Pump Me Up!
Last Thursday I had the opportunity to join a visiting group of students from MICA’s curatorial graduate program on a tour led by the curator of Pump Me Up, Roger Gastman. He tailored his discussion to the collection and display of objects, describing the process, success, and failures of mounting a show involving pop and cultural ephemera in an established fine art museum. He mentioned a few times how Sarah Newman, curator of contemporary art at the Corcoran, insisted that he include original, “real art,”from established artists who had been shown in museums before, and not just Go-Go posters and record covers. While the exhibit contained a mixture of media, the “real art”was unfortunately mainly photographs. There were a couple of reproductions of street art fabricated by local artists based off of archival photographs that Gastman had researched.

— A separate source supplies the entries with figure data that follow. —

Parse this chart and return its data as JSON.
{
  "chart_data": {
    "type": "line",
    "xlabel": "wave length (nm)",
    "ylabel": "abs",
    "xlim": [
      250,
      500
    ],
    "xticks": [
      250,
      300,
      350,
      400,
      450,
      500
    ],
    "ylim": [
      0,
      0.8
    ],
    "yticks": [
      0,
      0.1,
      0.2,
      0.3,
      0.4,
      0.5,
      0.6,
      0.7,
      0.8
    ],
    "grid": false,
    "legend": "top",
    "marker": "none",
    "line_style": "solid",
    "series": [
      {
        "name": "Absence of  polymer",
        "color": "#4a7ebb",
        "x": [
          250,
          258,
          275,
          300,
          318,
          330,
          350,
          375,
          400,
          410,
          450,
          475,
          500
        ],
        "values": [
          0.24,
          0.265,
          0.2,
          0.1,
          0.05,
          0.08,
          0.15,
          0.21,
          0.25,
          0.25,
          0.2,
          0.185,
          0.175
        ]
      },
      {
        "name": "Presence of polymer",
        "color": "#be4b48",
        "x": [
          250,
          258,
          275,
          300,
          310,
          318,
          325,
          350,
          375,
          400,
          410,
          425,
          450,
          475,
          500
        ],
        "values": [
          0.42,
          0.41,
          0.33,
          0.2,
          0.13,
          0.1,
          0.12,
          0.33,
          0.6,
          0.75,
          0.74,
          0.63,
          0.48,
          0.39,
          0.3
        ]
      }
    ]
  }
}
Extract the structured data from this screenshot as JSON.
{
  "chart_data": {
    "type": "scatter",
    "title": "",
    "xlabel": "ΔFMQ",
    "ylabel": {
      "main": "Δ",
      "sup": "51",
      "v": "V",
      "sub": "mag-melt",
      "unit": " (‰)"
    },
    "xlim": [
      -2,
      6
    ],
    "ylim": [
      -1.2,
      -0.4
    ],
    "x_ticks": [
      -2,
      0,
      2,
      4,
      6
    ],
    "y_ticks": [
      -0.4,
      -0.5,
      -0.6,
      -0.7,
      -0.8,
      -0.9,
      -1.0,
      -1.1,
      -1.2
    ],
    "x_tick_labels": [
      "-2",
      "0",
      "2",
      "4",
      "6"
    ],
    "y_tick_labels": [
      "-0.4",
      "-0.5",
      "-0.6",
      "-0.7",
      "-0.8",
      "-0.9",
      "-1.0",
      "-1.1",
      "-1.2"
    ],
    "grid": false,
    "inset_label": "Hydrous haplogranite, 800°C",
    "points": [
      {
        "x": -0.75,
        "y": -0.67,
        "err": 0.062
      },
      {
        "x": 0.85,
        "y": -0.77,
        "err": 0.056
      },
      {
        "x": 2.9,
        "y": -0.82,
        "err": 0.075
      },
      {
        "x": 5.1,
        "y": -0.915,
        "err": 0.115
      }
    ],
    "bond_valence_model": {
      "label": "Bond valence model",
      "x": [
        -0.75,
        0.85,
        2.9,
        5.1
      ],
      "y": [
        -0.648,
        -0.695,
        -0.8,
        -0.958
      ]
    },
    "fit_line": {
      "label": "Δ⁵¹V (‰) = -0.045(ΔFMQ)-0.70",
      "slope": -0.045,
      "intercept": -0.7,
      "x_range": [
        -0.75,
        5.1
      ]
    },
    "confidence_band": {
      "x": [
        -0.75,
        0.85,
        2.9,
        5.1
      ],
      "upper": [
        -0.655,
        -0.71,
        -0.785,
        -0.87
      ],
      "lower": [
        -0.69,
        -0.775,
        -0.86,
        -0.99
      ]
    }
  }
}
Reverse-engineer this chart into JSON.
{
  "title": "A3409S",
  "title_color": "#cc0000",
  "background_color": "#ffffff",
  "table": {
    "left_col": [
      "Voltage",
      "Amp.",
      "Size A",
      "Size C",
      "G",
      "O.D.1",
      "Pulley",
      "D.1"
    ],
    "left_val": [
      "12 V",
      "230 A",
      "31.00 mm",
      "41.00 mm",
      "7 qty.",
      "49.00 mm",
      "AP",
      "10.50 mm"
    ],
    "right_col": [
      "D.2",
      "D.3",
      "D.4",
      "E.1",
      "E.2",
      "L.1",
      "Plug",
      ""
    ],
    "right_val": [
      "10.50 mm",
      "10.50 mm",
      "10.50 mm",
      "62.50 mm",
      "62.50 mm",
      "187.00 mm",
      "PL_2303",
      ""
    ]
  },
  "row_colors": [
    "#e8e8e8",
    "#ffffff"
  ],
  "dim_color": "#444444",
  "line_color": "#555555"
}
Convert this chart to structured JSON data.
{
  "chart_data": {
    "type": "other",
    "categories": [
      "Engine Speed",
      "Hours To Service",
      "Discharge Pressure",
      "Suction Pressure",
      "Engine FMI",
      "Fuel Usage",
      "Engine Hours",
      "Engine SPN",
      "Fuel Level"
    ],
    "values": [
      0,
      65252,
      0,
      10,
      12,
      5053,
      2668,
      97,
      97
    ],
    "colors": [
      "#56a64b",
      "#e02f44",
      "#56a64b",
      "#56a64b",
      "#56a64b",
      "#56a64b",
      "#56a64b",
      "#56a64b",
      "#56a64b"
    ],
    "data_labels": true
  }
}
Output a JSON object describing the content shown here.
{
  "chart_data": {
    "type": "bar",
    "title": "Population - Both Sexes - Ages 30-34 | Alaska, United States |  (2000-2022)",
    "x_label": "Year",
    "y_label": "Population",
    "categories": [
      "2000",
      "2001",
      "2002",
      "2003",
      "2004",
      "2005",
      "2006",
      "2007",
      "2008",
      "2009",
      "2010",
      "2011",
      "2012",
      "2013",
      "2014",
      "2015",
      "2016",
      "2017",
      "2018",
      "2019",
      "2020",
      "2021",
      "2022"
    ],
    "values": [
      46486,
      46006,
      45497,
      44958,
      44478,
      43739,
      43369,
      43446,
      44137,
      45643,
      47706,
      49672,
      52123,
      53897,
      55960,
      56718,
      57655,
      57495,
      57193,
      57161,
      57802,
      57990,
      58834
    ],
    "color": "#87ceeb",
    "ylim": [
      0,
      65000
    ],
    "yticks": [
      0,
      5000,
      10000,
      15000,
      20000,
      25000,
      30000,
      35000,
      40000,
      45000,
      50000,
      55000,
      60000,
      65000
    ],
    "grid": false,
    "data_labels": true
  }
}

Tucked away down a short hallway leading to administrative offices were a couple of jackets on loan from the artists’ families, along with some of their other personal objects. Sadly, I feel that the context Gastman wished to provide through displaying those pieces were most likely overlooked by most visitors as it was rather tucked away. On the other hand, common street signs and posted lined the hallway to the restrooms and were clearly visible from the atrium. Gastman even mentioned his delight at seeing visitors spend so much time taking in all of the artifacts in the hallway.
I personally appreciated the personal sketchbooks located hallway along the timeline. Done by Corcoran students, they were later incorporated into cover designs by DC bands at the time, including Minor Threat.
The most intriguing design element was the use of the bright Go-Go posters in the rotunda, encircling visitors with their neon chunky text and bold layouts. This is where our tour ended and where Gastman sadly mentioned the negative review the exhibit received from City Paper. I was rather surprised as they were the media sponsor of both the exhibition and Gastman’s new documentary. As he mentioned throughout the tour, the toughest part of curating a show is striking a balance of objects and story and not being able to show everything you want based of space, timing and expense. He felt they unjustly focused on the missing elements, details he insisted he either couldn’t fit in or didn’t feel they were as important as the objects he did select.
I did feel as though the show was erring a little on the promotional side of things with the release of his new documentary on “Cool”Disco Dan and the emphasis given to him within the exhibit as well. Curatorial prerogative, I suppose.